Raman spectroscopy relies on the inelastic, or Raman, scattering of monochromatic light (e.g., a laser) by different gases, thereby providing information about the phonon modes (an excitation state, a quantum mechanical description of a special type of vibrational motion of molecules) in a system. The advantages to the use of Raman spectroscopy include the fact that multiple gases can be analyzed simultaneously, the system is very accurate, and the response time is rapid. However, this system is relatively large and expensive.
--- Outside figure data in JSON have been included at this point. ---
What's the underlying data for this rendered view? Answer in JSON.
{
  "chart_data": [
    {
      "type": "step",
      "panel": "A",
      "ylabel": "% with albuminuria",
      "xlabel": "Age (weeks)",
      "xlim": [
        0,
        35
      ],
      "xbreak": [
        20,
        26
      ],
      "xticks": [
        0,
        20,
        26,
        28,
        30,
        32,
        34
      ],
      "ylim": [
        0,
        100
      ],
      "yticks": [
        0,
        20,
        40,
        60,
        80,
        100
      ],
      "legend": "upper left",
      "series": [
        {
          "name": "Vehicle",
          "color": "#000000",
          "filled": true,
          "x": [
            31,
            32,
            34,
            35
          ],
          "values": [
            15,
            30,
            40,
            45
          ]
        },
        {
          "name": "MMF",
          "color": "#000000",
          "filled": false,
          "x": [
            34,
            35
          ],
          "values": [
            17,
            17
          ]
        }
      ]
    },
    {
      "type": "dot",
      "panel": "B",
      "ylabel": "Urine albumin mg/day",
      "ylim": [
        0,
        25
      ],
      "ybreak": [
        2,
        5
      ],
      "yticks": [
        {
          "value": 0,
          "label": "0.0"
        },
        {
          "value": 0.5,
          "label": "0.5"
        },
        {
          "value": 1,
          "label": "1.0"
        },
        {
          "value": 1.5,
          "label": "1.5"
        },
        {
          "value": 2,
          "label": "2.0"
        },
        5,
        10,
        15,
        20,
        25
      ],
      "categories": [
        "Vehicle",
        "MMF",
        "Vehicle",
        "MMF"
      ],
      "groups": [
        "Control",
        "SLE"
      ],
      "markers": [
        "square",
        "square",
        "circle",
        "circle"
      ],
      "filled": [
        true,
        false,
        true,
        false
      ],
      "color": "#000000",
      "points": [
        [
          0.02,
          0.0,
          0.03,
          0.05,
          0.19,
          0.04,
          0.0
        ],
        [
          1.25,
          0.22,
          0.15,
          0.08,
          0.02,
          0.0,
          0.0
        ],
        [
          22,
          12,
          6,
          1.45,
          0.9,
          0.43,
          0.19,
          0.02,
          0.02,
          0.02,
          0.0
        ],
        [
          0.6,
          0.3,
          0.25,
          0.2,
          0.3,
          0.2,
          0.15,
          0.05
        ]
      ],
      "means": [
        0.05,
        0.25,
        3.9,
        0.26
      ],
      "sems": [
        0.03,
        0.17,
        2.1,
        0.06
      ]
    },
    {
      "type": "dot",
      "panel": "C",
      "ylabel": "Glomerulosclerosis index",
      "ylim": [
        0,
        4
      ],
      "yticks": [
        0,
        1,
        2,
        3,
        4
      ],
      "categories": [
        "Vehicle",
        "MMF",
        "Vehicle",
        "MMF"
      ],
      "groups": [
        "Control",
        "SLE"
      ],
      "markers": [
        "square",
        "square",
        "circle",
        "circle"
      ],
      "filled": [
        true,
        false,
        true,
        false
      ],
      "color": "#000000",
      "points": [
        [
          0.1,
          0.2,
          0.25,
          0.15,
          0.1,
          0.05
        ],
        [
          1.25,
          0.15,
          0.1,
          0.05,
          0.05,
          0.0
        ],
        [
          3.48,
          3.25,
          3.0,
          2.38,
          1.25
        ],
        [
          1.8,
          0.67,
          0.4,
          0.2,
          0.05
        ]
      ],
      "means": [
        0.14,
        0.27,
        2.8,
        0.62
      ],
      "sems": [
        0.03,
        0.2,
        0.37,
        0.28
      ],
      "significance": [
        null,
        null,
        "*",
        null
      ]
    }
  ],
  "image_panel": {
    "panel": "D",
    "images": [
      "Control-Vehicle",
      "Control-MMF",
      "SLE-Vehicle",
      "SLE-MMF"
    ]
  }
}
Colorimetric detection consists of a pH-sensitive paper within a chamber placed between the tracheal tube and ventilation device. The color change is reversible and can change from breath to breath. Several brands are marketed, but most use a color scale that is similar (i.e., purple: ETCO2 <4 mm Hg [<0.5% CO2]; tan: ETCO2 4-15 mm Hg [0.5% to 2% CO2]; yellow: ETCO2 >15 mm Hg [>2% CO2]). Advantages are portability, low cost, and no need for other equipment. The use of colorimetric detection is most applicable outside of the operating room to confirm tracheal-tube placement. The disadvantages are that the results are only semiquantitative.

Capnograms

Capnograms rely on time or volume to assess CO2 concentrations. Time capnograms are further divided into slow and fast tracings. All have their advantages, but the time capnogram is the most commonly used system (fast speed for trends and slow speed for detailed waveform analysis). Volume capnograms are unique in that a breath-by-breath measurement of CO2 concentration can be made, dead space can be divided into components, and significant changes in the morphology of the expired waveform can be detected as they relate to ventilation and perfusion. Normal CO2 waveforms and several abnormal capnograms are shown in Figures 9-1 and 9-2. PaCO2 and PETCO2 trends of metabolism, circulation, ventilation, and various equipment failures are summarized in Table 9-1. Changes in PETCO2 and the capnogram may indicate one of a number of potential changes in the patient’s condition, requiring the clinician to act appropriately.

Table 9-1

Causes of Altered End-Tidal CO2 during Anesthesia*

Cause PETCO2 PETCO2-to-PaCO2 Gradient
CO2 insufflation Increased Normal
Increased CO2 production Increased Normal
Right-to-left shunt Increased Widened
Increased physiologic or anatomic dead space, or both Decreased Widened
Increased apparatus dead space Increased Normal
Hyperventilation Decreased Normal
Hypoventilation Increased Normal
Leak in sampling line Decreased Widened
Poor seal around tracheal tube Decreased Widened
High sampling rate Decreased Widened
Low sampling rate Decreased Widened
Rebreathing due to malfunctioning breathing valve Increased Decreased
Rebreathing with low fresh gas in the Mapleson system Increased Decreased
Rebreathing with circle system (absorbent problem) Increased Normal

*Normal pressure of end-tidal CO2 (PETCO2) is 38 mm Hg (5%). The PaCO2-to-PETCO2 gradient is normally <5 mm Hg.

From hyperthermia, malignant hyperthermia, convulsions, pain, or bicarbonate administration.

Adapted, with permission, from Dorsch JA, Dorsch SE. Gas monitoring. In: Dorsch JA, Dorsch SE, eds. Understanding Anesthesia Equipment, 5th ed. Philadelphia: Lippincott, Williams & Wilkins; 2007:706-707.